Now I'm not saying warships should get dropship engines. The design rules are broken enough as it is. But from a purely fluff standpoint, there's no reasonable reason a behemoth's transit drive couldn't serve as a decent starting point for developing a slightly simpler transit drive for a similarly sized warships. "It doesn't work because reasons" isn't much of an argument.
Truth is, the writers wanted to create a limitation and didn't think too hard about it. A better option might have been having problems producing a structurally stable design of that size able to handle such high acceleration (Dropships and Jumpships tells us the Behemoth is prone to structural problems above one G of acceleration due to its great size, a nice starting point), possibly magnified by the need to keep a long, thin germanium core intact, requiring engineering assistance from Comstar/the Word of Blake.
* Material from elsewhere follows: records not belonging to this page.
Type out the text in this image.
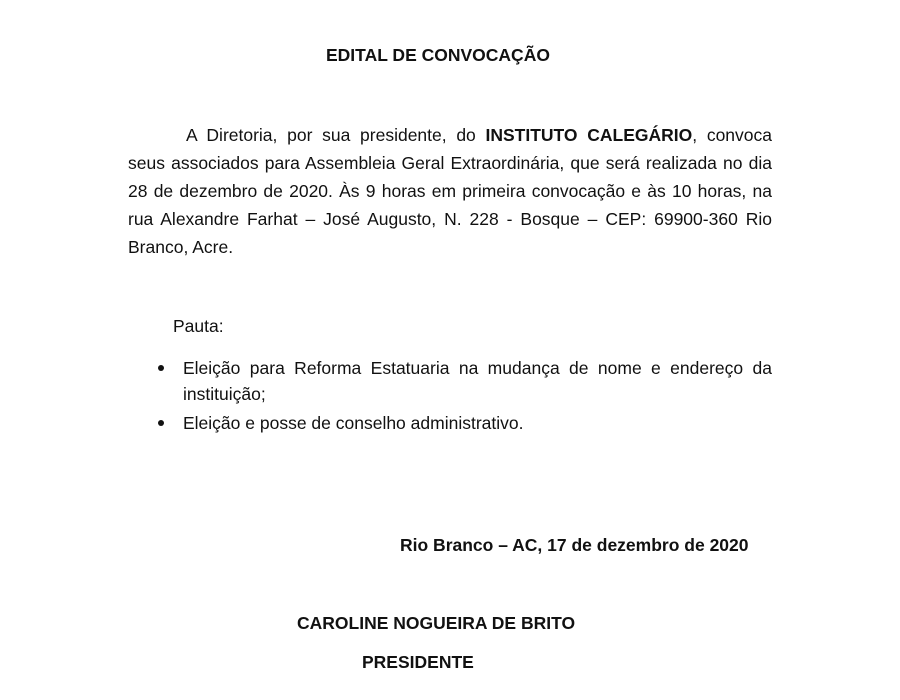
EDITAL DE CONVOCAÇÃO

A Diretoria, por sua presidente, do INSTITUTO CALEGÁRIO, convoca seus associados para Assembleia Geral Extraordinária, que será realizada no dia 28 de dezembro de 2020. Às 9 horas em primeira convocação e às 10 horas, na rua Alexandre Farhat – José Augusto, N. 228 - Bosque – CEP: 69900-360 Rio Branco, Acre.

Pauta:
Eleição para Reforma Estatuaria na mudança de nome e endereço da instituição;
Eleição e posse de conselho administrativo.
Rio Branco – AC, 17 de dezembro de 2020
CAROLINE NOGUEIRA DE BRITO
PRESIDENTE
However, "they needed transit drives from comstar" is the reason we got, so we're stuck with it. With that in mind, I'd probably go with saying the behemoth drive didn't provide the power they wanted for the hulls they wanted to build, and they were too much of a hurry to put the work into developing a bigger drive. They needed to close the
warship gap.
Sure, a hundred thousand ton vessel tooling around with a behemoth drive might have gotten a ship in the field faster, but nations don't just build things based on pure logic (in fact, pure logic is historically in critically short supply). They've gotta sell their leaders (most of whom have no naval background whatsoever but who decide where the money goes) and their public (most of whom have even less) the
idea of the ship. That this is something that will protect their people from another Turtle Bay, or Turtle Bay the hell out of their enemies, and that the compromises they make are worth when these ships might find themselves running up against ships many, many, many times their size (if not necessarily their raw capabilities).
Hell, I still remember Davion
fans complaining about how House Davion was stuck with a bunch of Foxes for a lot of their fleet, even though the Fox is arguable the most sensible "starter design" out of all of the Inner Sphere's warships. Imagine that, but they're the nobility who holds the purse strings or think they can lobby your perceived "foolish endeavors" into additional political power.